Sevdiklerimizi, hayatımıza giren, bir yerlerden hayatımıza dahil olup yaşamımızın bir köşesinde öylece duran insanları kaç kez kanatıyoruz, tıpkı kabuk bağlamış yaralarımızı tırnaklarımızla kanattığımız gibi.
Canlarını yakıyor, olur olmadık sebepler, bahaneler üretip hayatlarının olumsuz yönde değişmesine neden oluyoruz.
Aklımıza her estiğinde mi öldürürüz sevgiliyi?
Kaç kez öldürüyoruz içimizdeki sevgiyi?
Akıp giden bir suyun yönünü başka yöne çevirmek gibi…

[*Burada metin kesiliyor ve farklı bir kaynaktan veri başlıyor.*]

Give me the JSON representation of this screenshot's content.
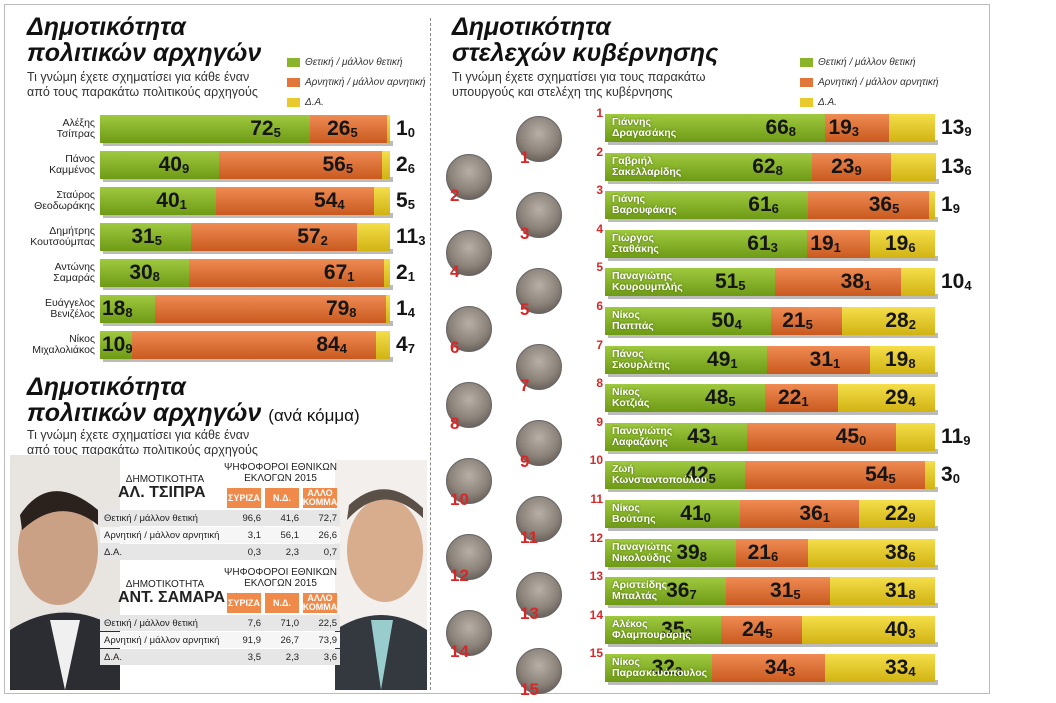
{
  "colors": {
    "positive": "#8ab52b",
    "negative": "#e2763a",
    "dontknow": "#e9c92c",
    "accent": "#d62828"
  },
  "legend": {
    "positive": "Θετική / μάλλον θετική",
    "negative": "Αρνητική / μάλλον αρνητική",
    "dontknow": "Δ.Α."
  },
  "left": {
    "title": "Δημοτικότητα\nπολιτικών αρχηγών",
    "subtitle": "Τι γνώμη έχετε σχηματίσει για κάθε έναν\nαπό τους παρακάτω πολιτικούς αρχηγούς"
  },
  "party": {
    "title": "Δημοτικότητα\nπολιτικών αρχηγών",
    "title_suffix": "(ανά κόμμα)",
    "subtitle": "Τι γνώμη έχετε σχηματίσει για κάθε έναν\nαπό τους παρακάτω πολιτικούς αρχηγούς",
    "tables": [
      {
        "caption": "ΔΗΜΟΤΙΚΟΤΗΤΑ",
        "name": "ΑΛ. ΤΣΙΠΡΑ",
        "voters": "ΨΗΦΟΦΟΡΟΙ ΕΘΝΙΚΩΝ\nΕΚΛΟΓΩΝ 2015",
        "headers": [
          "ΣΥΡΙΖΑ",
          "Ν.Δ.",
          "ΑΛΛΟ\nΚΟΜΜΑ"
        ],
        "rows": [
          {
            "label": "Θετική / μάλλον θετική",
            "v": [
              "96,6",
              "41,6",
              "72,7"
            ]
          },
          {
            "label": "Αρνητική / μάλλον αρνητική",
            "v": [
              "3,1",
              "56,1",
              "26,6"
            ]
          },
          {
            "label": "Δ.Α.",
            "v": [
              "0,3",
              "2,3",
              "0,7"
            ]
          }
        ]
      },
      {
        "caption": "ΔΗΜΟΤΙΚΟΤΗΤΑ",
        "name": "ΑΝΤ. ΣΑΜΑΡΑ",
        "voters": "ΨΗΦΟΦΟΡΟΙ ΕΘΝΙΚΩΝ\nΕΚΛΟΓΩΝ 2015",
        "headers": [
          "ΣΥΡΙΖΑ",
          "Ν.Δ.",
          "ΑΛΛΟ\nΚΟΜΜΑ"
        ],
        "rows": [
          {
            "label": "Θετική / μάλλον θετική",
            "v": [
              "7,6",
              "71,0",
              "22,5"
            ]
          },
          {
            "label": "Αρνητική / μάλλον αρνητική",
            "v": [
              "91,9",
              "26,7",
              "73,9"
            ]
          },
          {
            "label": "Δ.Α.",
            "v": [
              "3,5",
              "2,3",
              "3,6"
            ]
          }
        ]
      }
    ]
  },
  "right": {
    "title": "Δημοτικότητα\nστελεχών κυβέρνησης",
    "subtitle": "Τι γνώμη έχετε σχηματίσει για τους παρακάτω\nυπουργούς και στελέχη της κυβέρνησης"
  },
  "chart_data": [
    {
      "type": "bar",
      "stacked": true,
      "orientation": "horizontal",
      "categories": [
        "Αλέξης\nΤσίπρας",
        "Πάνος\nΚαμμένος",
        "Σταύρος\nΘεοδωράκης",
        "Δημήτρης\nΚουτσούμπας",
        "Αντώνης\nΣαμαράς",
        "Ευάγγελος\nΒενιζέλος",
        "Νίκος\nΜιχαλολιάκος"
      ],
      "series": [
        {
          "name": "Θετική / μάλλον θετική",
          "values": [
            72.5,
            40.9,
            40.1,
            31.5,
            30.8,
            18.8,
            10.9
          ],
          "labels": [
            [
              "72",
              "5"
            ],
            [
              "40",
              "9"
            ],
            [
              "40",
              "1"
            ],
            [
              "31",
              "5"
            ],
            [
              "30",
              "8"
            ],
            [
              "18",
              "8"
            ],
            [
              "10",
              "9"
            ]
          ]
        },
        {
          "name": "Αρνητική / μάλλον αρνητική",
          "values": [
            26.5,
            56.5,
            54.4,
            57.2,
            67.1,
            79.8,
            84.4
          ],
          "labels": [
            [
              "26",
              "5"
            ],
            [
              "56",
              "5"
            ],
            [
              "54",
              "4"
            ],
            [
              "57",
              "2"
            ],
            [
              "67",
              "1"
            ],
            [
              "79",
              "8"
            ],
            [
              "84",
              "4"
            ]
          ]
        },
        {
          "name": "Δ.Α.",
          "values": [
            1.0,
            2.6,
            5.5,
            11.3,
            2.1,
            1.4,
            4.7
          ],
          "labels": [
            [
              "1",
              "0"
            ],
            [
              "2",
              "6"
            ],
            [
              "5",
              "5"
            ],
            [
              "11",
              "3"
            ],
            [
              "2",
              "1"
            ],
            [
              "1",
              "4"
            ],
            [
              "4",
              "7"
            ]
          ]
        }
      ]
    },
    {
      "type": "bar",
      "stacked": true,
      "orientation": "horizontal",
      "categories": [
        "Γιάννης\nΔραγασάκης",
        "Γαβριήλ\nΣακελλαρίδης",
        "Γιάνης\nΒαρουφάκης",
        "Γιώργος\nΣταθάκης",
        "Παναγιώτης\nΚουρουμπλής",
        "Νίκος\nΠαππάς",
        "Πάνος\nΣκουρλέτης",
        "Νίκος\nΚοτζιάς",
        "Παναγιώτης\nΛαφαζάνης",
        "Ζωή\nΚωνσταντοπούλου",
        "Νίκος\nΒούτσης",
        "Παναγιώτης\nΝικολούδης",
        "Αριστείδης\nΜπαλτάς",
        "Αλέκος\nΦλαμπουράρης",
        "Νίκος\nΠαρασκευόπουλος"
      ],
      "index": [
        "1",
        "2",
        "3",
        "4",
        "5",
        "6",
        "7",
        "8",
        "9",
        "10",
        "11",
        "12",
        "13",
        "14",
        "15"
      ],
      "series": [
        {
          "name": "Θετική / μάλλον θετική",
          "values": [
            66.8,
            62.8,
            61.6,
            61.3,
            51.5,
            50.4,
            49.1,
            48.5,
            43.1,
            42.5,
            41.0,
            39.8,
            36.7,
            35.2,
            32.3
          ],
          "labels": [
            [
              "66",
              "8"
            ],
            [
              "62",
              "8"
            ],
            [
              "61",
              "6"
            ],
            [
              "61",
              "3"
            ],
            [
              "51",
              "5"
            ],
            [
              "50",
              "4"
            ],
            [
              "49",
              "1"
            ],
            [
              "48",
              "5"
            ],
            [
              "43",
              "1"
            ],
            [
              "42",
              "5"
            ],
            [
              "41",
              "0"
            ],
            [
              "39",
              "8"
            ],
            [
              "36",
              "7"
            ],
            [
              "35",
              "2"
            ],
            [
              "32",
              "3"
            ]
          ]
        },
        {
          "name": "Αρνητική / μάλλον αρνητική",
          "values": [
            19.3,
            23.9,
            36.5,
            19.1,
            38.1,
            21.5,
            31.1,
            22.1,
            45.0,
            54.5,
            36.1,
            21.6,
            31.5,
            24.5,
            34.3
          ],
          "labels": [
            [
              "19",
              "3"
            ],
            [
              "23",
              "9"
            ],
            [
              "36",
              "5"
            ],
            [
              "19",
              "1"
            ],
            [
              "38",
              "1"
            ],
            [
              "21",
              "5"
            ],
            [
              "31",
              "1"
            ],
            [
              "22",
              "1"
            ],
            [
              "45",
              "0"
            ],
            [
              "54",
              "5"
            ],
            [
              "36",
              "1"
            ],
            [
              "21",
              "6"
            ],
            [
              "31",
              "5"
            ],
            [
              "24",
              "5"
            ],
            [
              "34",
              "3"
            ]
          ]
        },
        {
          "name": "Δ.Α.",
          "values": [
            13.9,
            13.6,
            1.9,
            19.6,
            10.4,
            28.2,
            19.8,
            29.4,
            11.9,
            3.0,
            22.9,
            38.6,
            31.8,
            40.3,
            33.4
          ],
          "labels": [
            [
              "13",
              "9"
            ],
            [
              "13",
              "6"
            ],
            [
              "1",
              "9"
            ],
            [
              "19",
              "6"
            ],
            [
              "10",
              "4"
            ],
            [
              "28",
              "2"
            ],
            [
              "19",
              "8"
            ],
            [
              "29",
              "4"
            ],
            [
              "11",
              "9"
            ],
            [
              "3",
              "0"
            ],
            [
              "22",
              "9"
            ],
            [
              "38",
              "6"
            ],
            [
              "31",
              "8"
            ],
            [
              "40",
              "3"
            ],
            [
              "33",
              "4"
            ]
          ]
        }
      ]
    }
  ]
}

Gece karanlığında ateşin etrafında dönen ateş böcekleri gibi sonra ateşe aşık olup kendini içerisine atması misali bizlerde bizleri seven sevdiklerimizi içimizde yanan ateşe atıyoruz. Nasılda öldürüyoruz.
Sonra kenara çekilip bir güzel izliyoruz, içimizdeki yanan sevgiliyi.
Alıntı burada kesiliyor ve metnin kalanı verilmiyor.